Power would be exercised 'under sunlight', officials said, promising detailed procedures for the making and implementation of key decisions, and that every government office would have to release details of its functions and operations through the media and government websites.

The Beijing Times called the municipal government's plan a first step in the transparent operation of government power, and in placing it under due supervision.

Not every commentator was so sanguine. It is, after all, still a plan and will take five years to bear all the promised fruit. A column on Rednet.cn, a website owned by the Hunan provincial government, said there might be a danger that only relative separation of power would result in more government offices or, worse still, three sets of administrative bureaucracy.

At this moment, one can only say that Beijing's plan looks very pretty, said one commentary on People.com.cn, the website of the party mouthpiece People's Daily. Whether it really works, only time will tell. In the meantime, there were more commentaries on the general subject of political power.
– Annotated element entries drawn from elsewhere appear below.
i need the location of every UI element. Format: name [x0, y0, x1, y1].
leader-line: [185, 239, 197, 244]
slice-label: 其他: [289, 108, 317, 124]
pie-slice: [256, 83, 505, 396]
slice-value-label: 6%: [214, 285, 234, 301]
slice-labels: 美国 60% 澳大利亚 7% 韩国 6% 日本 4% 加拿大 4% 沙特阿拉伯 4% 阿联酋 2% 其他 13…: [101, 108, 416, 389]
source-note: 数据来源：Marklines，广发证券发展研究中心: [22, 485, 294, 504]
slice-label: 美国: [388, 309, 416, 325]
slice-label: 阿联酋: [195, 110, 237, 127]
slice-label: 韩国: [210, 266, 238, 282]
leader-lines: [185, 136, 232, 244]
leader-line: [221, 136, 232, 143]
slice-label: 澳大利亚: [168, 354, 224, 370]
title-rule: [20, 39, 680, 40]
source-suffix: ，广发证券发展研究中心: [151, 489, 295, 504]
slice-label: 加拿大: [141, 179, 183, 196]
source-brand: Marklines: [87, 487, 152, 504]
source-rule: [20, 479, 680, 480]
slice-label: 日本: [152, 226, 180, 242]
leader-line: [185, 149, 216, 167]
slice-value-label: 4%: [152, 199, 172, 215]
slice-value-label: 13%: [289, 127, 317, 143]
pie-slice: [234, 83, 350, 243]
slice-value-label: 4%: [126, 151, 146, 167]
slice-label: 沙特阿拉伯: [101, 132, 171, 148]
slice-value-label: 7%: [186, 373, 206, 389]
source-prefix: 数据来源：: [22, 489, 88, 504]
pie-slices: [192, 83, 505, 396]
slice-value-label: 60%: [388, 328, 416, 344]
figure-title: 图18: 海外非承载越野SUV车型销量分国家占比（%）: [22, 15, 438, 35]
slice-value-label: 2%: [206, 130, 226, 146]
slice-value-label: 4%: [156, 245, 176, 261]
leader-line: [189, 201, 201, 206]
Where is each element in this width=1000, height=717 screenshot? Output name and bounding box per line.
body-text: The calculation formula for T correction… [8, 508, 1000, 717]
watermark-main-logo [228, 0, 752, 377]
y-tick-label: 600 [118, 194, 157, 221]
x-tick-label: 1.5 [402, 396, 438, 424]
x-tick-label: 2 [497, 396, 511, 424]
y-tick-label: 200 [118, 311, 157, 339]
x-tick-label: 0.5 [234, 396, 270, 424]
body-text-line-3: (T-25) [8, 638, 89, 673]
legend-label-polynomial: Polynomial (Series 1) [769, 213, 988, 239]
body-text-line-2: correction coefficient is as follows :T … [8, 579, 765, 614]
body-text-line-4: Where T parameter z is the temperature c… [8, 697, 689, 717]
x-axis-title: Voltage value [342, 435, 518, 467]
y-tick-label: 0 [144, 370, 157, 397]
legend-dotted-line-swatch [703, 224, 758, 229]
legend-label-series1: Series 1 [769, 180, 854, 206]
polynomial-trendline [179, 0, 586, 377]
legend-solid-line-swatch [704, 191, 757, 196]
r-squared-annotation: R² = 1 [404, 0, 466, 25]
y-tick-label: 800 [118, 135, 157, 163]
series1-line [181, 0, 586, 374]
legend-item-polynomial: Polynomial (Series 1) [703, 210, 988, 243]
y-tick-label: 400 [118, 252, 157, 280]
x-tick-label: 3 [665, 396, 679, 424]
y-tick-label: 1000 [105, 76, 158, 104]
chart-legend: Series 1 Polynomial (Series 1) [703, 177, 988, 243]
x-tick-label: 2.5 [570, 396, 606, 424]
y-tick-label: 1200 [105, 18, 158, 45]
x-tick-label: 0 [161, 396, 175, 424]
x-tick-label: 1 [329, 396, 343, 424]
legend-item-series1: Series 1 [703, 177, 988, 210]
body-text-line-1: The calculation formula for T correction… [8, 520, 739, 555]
Here are two examples:

Last Monday, a column in the Study Times, run by the Communist Party's central school, said China should not wait to answer questions about whether it should put in place systematic constraints on power, divide and reintegrate its existing power structure, and include all officials in a rigorous responsibility system.

On Thursday, the usually nationalistic Global Times, a subsidiary of the People's Daily, elaborated on a number of alleged inadequacies in Western democracy, including deep-rooted ideological dogmas, failure to select capable leaders and practice good management, and a lack of long-term plans.

US-style checking and balancing, the Global Times said, was easily reduced to opposition for the sake of opposition, where politicians tended to forget about finding solutions to problems facing society, let alone efficiently implementing the right solutions.